Quelques repères pour ne pas rater cette période :
- Préparez l'arrivée avant le jour J. Accès, code, casier, matériel, présentation à l'équipe. Rien de pire que d'arriver et de sentir que personne ne vous attendait.
- Désignez un binôme. Un référent — vétérinaire confirmé ou ASV expérimentée — vers qui se tourner sans hésiter les premières semaines. Ça vaut tous les manuels d'accueil.
- Montez en charge progressivement. On ne lâche pas quelqu'un seul sur une garde de nuit le premier week-end. On observe, on accompagne, on donne de l'autonomie au fur et à mesure.
- Faites des points réguliers. Un vrai échange à quinze jours, puis à un mois. Pas un entretien formel : juste « comment tu te sens, qu'est-ce qui coince ».

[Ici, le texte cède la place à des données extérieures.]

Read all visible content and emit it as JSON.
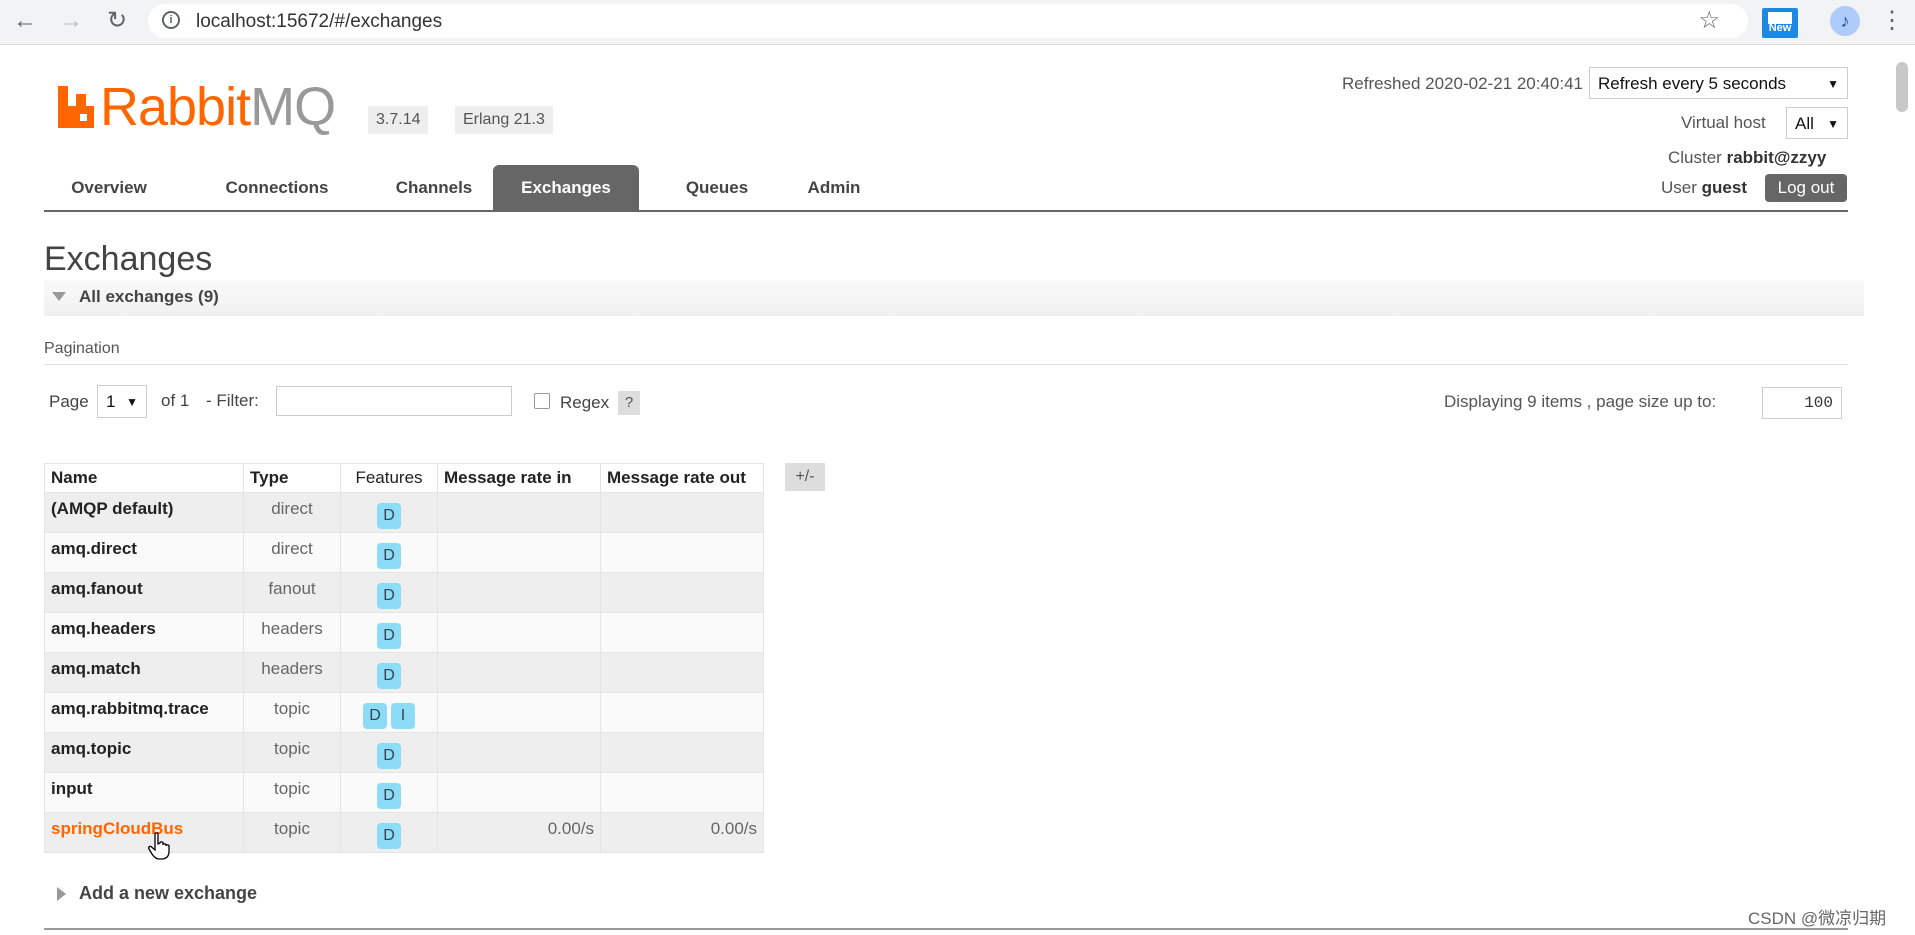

Les erreurs qui font fuir une recrue
Recruter coûte cher — en temps, en énergie, parfois en frais. Le vrai gâchis, c'est de perdre quelqu'un qu'on vient tout juste de convaincre. Quelques classiques à éviter :
- Le grand écart entre l'annonce et la réalité. Promettre du confort et livrer des semaines à rallonge. La confiance ne s'en remet pas.
- Le planning subi. Découvrir ses gardes au dernier moment, se voir refuser tous ses congés, hériter systématiquement des créneaux dont personne ne veut. Rien n'use plus vite.
- Le silence après l'embauche. On a tout donné pour séduire, puis plus rien. Un nouveau qu'on laisse se débrouiller comprend vite qu'il ne compte pas tant que ça.
- L'iniquité perçue. Quand la nouvelle recrue sent que les règles ne sont pas les mêmes pour tout le monde, elle range son cabinet dans la case « provisoire ».
Garder le lien avec l'équipe en place
Un recrutement ne concerne jamais qu'une personne. L'équipe qui accueille a, elle aussi, son mot à dire — et ses craintes. Va-t-on lui refiler les tâches ingrates ? Le nouveau va-t-il prendre les bons créneaux ? Associer l'équipe en amont, expliquer pourquoi ce profil, comment le planning va se réorganiser, désamorce beaucoup de non-dits.
C'est aussi une question de charge : une intégration réussie soulage tout le monde, tandis qu'un départ à répétition épuise ceux qui restent et doivent tout réexpliquer à chaque fois. Ce sujet rejoint directement celui de la charge mentale du planning, et plus largement la façon de fidéliser son équipe une fois qu'elle est constituée.
Là où veteam peut aider
Disons-le franchement : veteam n'est pas un logiciel de recrutement. On ne publie pas d'annonces, on ne trie pas de CV. Là où l'outil est utile, c'est sur ce qui vient juste après — l'organisation dans laquelle votre recrue va atterrir.
Montrer un planning clair et équitable dès l'entretien, donner à un nouveau vétérinaire une vue nette de ses semaines, de ses gardes et de ses congés dès son arrivée, répartir la charge de façon transparente entre tous : c'est précisément ce pour quoi veteam est pensé. Une intégration se joue beaucoup sur ces détails d'organisation, et un planning lisible envoie un signal simple — ici, les choses sont carrées et personne n'est laissé de côté.
En résumé
Recruter un vétérinaire ne s'arrête pas à la signature. Une annonce honnête attire les bons profils ; un entretien franc, planning à l'appui, les rassure ; et ce sont les premières semaines — binôme, montée en charge progressive, points réguliers — qui transforment une embauche en fidélité durable. Évitez le grand écart entre promesse et réalité, soignez l'équité, embarquez l'équipe en place. Le reste suit.